The Inflation Reduction Act granted the Internal Revenue Services another $80 billion in funding, which will be used to hire 87,000 new agents. IRS Commissioner Charles Rettig wrote a letter to the U.S. Senate last week assuring them that the additional resources would be used to crack down on “large corporate and high-net-worth taxpayers” that are not paying their “fair share.”
Rettig expressed gratitude that the funds will bring the department back to “historical norms in areas of challenge for the agency.”
The Biden administration and the Democratic Party have repeatedly promised Americans that any household with an annual income under $400,000 will not see an increase in its taxes.
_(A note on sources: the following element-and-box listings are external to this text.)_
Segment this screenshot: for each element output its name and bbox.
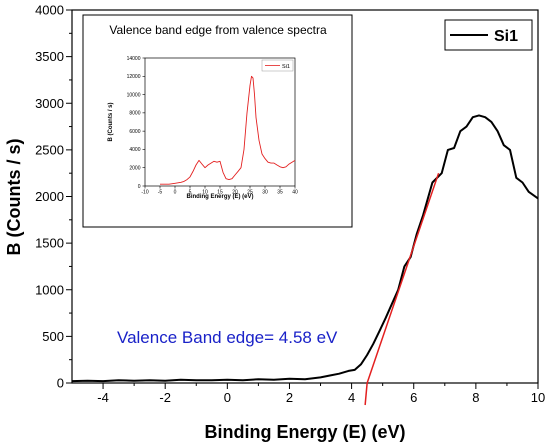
inset-x-tick-label: 25 [247, 190, 253, 196]
inset-x-tick-label: 30 [262, 190, 268, 196]
main-y-tick-label: 1000 [35, 282, 64, 297]
inset-y-tick-label: 8000 [129, 111, 140, 117]
main-x-tick-label: 10 [531, 390, 545, 405]
inset-x-axis-label: Binding Energy (E) (eV) [186, 194, 253, 200]
inset-x-tick-label: -5 [158, 190, 163, 196]
inset-series-line [160, 75, 296, 185]
main-y-tick-label: 3500 [35, 49, 64, 64]
valence-band-annotation: Valence Band edge= 4.58 eV [117, 328, 338, 347]
valence-band-fit-line [366, 172, 440, 384]
main-y-tick-label: 3000 [35, 96, 64, 111]
inset-x-tick-label: 15 [217, 190, 223, 196]
main-y-axis: 0 500 1000 1500 2000 2500 3000 3500 4000 [35, 3, 72, 391]
inset-frame [82, 14, 353, 228]
main-y-axis-label: B (Counts / s) [4, 139, 24, 256]
inset-y-tick-label: 4000 [129, 147, 140, 153]
inset-title: Valence band edge from valence spectra [109, 23, 327, 37]
inset-legend-label: Si1 [282, 64, 290, 70]
main-y-tick-label: 0 [57, 376, 64, 391]
inset-x-tick-label: 40 [292, 190, 298, 196]
inset-x-tick-label: 10 [202, 190, 208, 196]
main-x-tick-label: -4 [97, 390, 109, 405]
main-x-tick-label: 0 [224, 390, 231, 405]
inset-x-tick-label: -10 [141, 190, 148, 196]
inset-y-tick-label: 12000 [127, 74, 141, 80]
main-y-tick-label: 2500 [35, 142, 64, 157]
inset-y-axis-label: B (Counts / s) [108, 103, 114, 142]
main-x-axis: -4 -2 0 2 4 6 8 10 [97, 383, 545, 405]
inset-y-tick-label: 10000 [127, 92, 141, 98]
inset-x-tick-label: 20 [232, 190, 238, 196]
inset-y-tick-label: 6000 [129, 129, 140, 135]
inset-y-axis: 0 2000 4000 6000 8000 10000 12000 14000 [127, 56, 145, 190]
inset-legend: Si1 [261, 59, 294, 72]
inset-chart: Valence band edge from valence spectra -… [82, 14, 353, 228]
main-series-group [71, 114, 539, 406]
main-x-tick-label: 4 [348, 390, 355, 405]
main-series-line [71, 114, 539, 383]
inset-x-tick-label: 5 [189, 190, 192, 196]
main-x-tick-label: 6 [410, 390, 417, 405]
main-x-tick-label: -2 [159, 390, 171, 405]
main-x-axis-label: Binding Energy (E) (eV) [204, 422, 405, 442]
inset-x-tick-label: 0 [174, 190, 177, 196]
valence-band-fit-extension [364, 382, 368, 406]
inset-y-tick-label: 14000 [127, 56, 141, 62]
inset-series-group [160, 75, 296, 185]
main-x-tick-label: 8 [472, 390, 479, 405]
inset-x-tick-label: 35 [277, 190, 283, 196]
main-y-tick-label: 500 [42, 329, 64, 344]
main-y-tick-label: 1500 [35, 236, 64, 251]
main-y-tick-label: 2000 [35, 189, 64, 204]
inset-y-tick-label: 0 [138, 184, 141, 190]
main-legend-label: Si1 [494, 28, 518, 45]
main-y-tick-label: 4000 [35, 3, 64, 18]
inset-y-tick-label: 2000 [129, 165, 140, 171]
main-x-tick-label: 2 [286, 390, 293, 405]
main-legend: Si1 [444, 19, 533, 51]
inset-x-axis: -10 -5 0 5 10 15 20 25 30 35 40 [141, 186, 298, 196]
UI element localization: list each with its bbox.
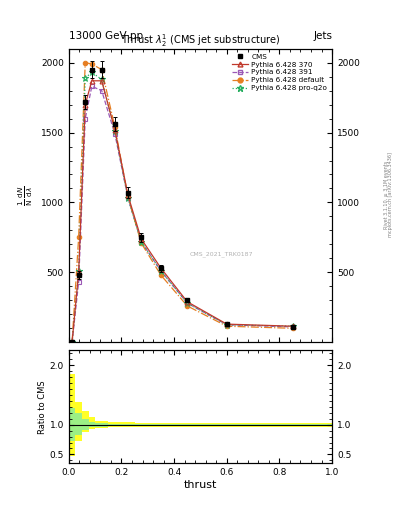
Legend: CMS, Pythia 6.428 370, Pythia 6.428 391, Pythia 6.428 default, Pythia 6.428 pro-: CMS, Pythia 6.428 370, Pythia 6.428 391,… (231, 52, 329, 93)
Title: Thrust $\lambda_{2}^{1}$ (CMS jet substructure): Thrust $\lambda_{2}^{1}$ (CMS jet substr… (121, 32, 280, 49)
Text: Rivet 3.1.10, ≥ 3.1M events: Rivet 3.1.10, ≥ 3.1M events (384, 160, 388, 229)
Y-axis label: $\frac{1}{\mathrm{N}}\,\frac{\mathrm{d}N}{\mathrm{d}\lambda}$: $\frac{1}{\mathrm{N}}\,\frac{\mathrm{d}N… (17, 185, 35, 206)
Text: mcplots.cern.ch [arXiv:1306.3436]: mcplots.cern.ch [arXiv:1306.3436] (388, 152, 393, 237)
Y-axis label: Ratio to CMS: Ratio to CMS (38, 380, 47, 434)
Text: Jets: Jets (313, 31, 332, 41)
X-axis label: thrust: thrust (184, 480, 217, 490)
Text: CMS_2021_TRK0187: CMS_2021_TRK0187 (190, 251, 253, 257)
Text: 13000 GeV pp: 13000 GeV pp (69, 31, 143, 41)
Rettig reiterated those guarantees, “These resources are absolutely not about increasing audit scrutiny on small businesses or middle-income Americans. As we’ve been planning, our investment of these enforcement resources is designed around the Department of the Treasury’s directive that audit rates will not rise relative to recent years for households making under $400,000.”
The Government Accountability Office reported that audit rates have dropped over the past decade. The IRS insisted that the decrease is due to a lack of resources.
Over half of the $80 billion will be specifically dedicated to “enforcement.”
“The IRS has for too long been unable to pursue meaningful, impactful examinations of large corporate and high-networth taxpayers to ensure they are paying their fair share,” Rettig wrote.
The Congressional Budget Office estimated that the IRS would bring in $203.7 billion in revenue over the next decade.
Idaho Senator Mike Crapo (R) released a statement on Sunday speaking out against his colleagues. He explained that the funding boost would not be used only to target millionaires and billionaires but would also impact taxpayers making below $400,000.
“Otherwise, why would the legislative text say the funding isn’t intended to target taxpayers below that threshold? My colleagues and Americans know the real answer: small business owners, cash-heavy businesses and those who can’t afford legal teams are easy targets for the new IRS agents and their audits,” Sen. Crapo stated.
Texas Senator Ted Cruz (R) shared a similar sentiment. He said, “They’re not being created to audit billionaires or giant corporations. They’re being created to audit you. The House Ways and Means Committee, the minority, has put out an estimate that under this bill, there will be 1.2 million new audits per year, with over 700,000 of those new audits falling on taxpayers making $75,000 or less.”